The gallery ethos remains consistent: to promote great and innovative artists and to nurture the best talent from the new generation of artists around the world.
16 Wharf Road, London N1 7RW
Since the 1950’s Camden Passage ranked alongside Portobello, Kensington Church Street and Spitalfields as one of London’s leading antique locations, in later years the area has diversified with many new shops, restaurants, cafes and market stalls. Camden Passage, Islington should not be confused with Camden Market or Camden Lock, which is in the neighbouring borough of Camden.
Within Camden Passage you can find fashionable contemporary clothing, modern designer jewellery, Japanese art prints, handmade chocolates, specialist delicatessens, a fishmonger and excellent restaurants and cafes. Together all rubbing shoulders with the world famous specialist antique, silver ware, vintage clothing and retro shops which provide the backdrop for market stalls selling affordable collectables, ephemera, vintage clothes and objets d’art that find their way into antique shops and homes all over the world.

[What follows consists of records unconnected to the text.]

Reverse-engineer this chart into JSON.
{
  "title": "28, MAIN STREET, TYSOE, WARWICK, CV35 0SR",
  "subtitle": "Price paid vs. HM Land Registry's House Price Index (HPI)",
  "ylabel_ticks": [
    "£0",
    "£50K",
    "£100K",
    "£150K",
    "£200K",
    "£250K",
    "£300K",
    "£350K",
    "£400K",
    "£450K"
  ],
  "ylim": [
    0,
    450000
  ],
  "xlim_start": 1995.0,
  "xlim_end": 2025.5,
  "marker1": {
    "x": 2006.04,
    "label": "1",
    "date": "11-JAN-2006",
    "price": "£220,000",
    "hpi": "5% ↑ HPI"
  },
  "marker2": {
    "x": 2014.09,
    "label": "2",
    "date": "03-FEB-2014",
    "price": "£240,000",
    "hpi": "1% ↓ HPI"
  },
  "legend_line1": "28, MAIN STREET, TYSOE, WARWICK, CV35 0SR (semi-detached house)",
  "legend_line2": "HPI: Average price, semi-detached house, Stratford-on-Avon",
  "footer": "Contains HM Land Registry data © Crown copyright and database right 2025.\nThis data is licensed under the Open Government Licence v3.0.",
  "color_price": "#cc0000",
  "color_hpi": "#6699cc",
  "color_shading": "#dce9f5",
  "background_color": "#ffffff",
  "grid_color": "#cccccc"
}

On the outdoor markets the traders work hard to find interesting pieces, and it is often at market level that new trends for collectables develop. There is a rich source of inspiration in the Passage, it’s an exciting place to explore.
Visitors to Camden Passage have included Gilbert and George, Will Young, Emma Watson, Kate Moss, Billie Piper, Barbra Streisand and Rod Stewart to name a few. Camden Passage has made regular appearances on ‘Cash in the Attic’, ‘Bargain Hunt’ and many other TV programmes both here and abroad.
Although this corner of islington is delightful and interesting, it also has a vibrancy that makes Camden Passage an interesting place to search out an unusal gift, find fine antiques and furniture, 20th Century design, period and costume jewellery, contemporary and vintage clothing and affordable stylish objects for the home. You will find Camden Passage a delightful location in which to spend the day.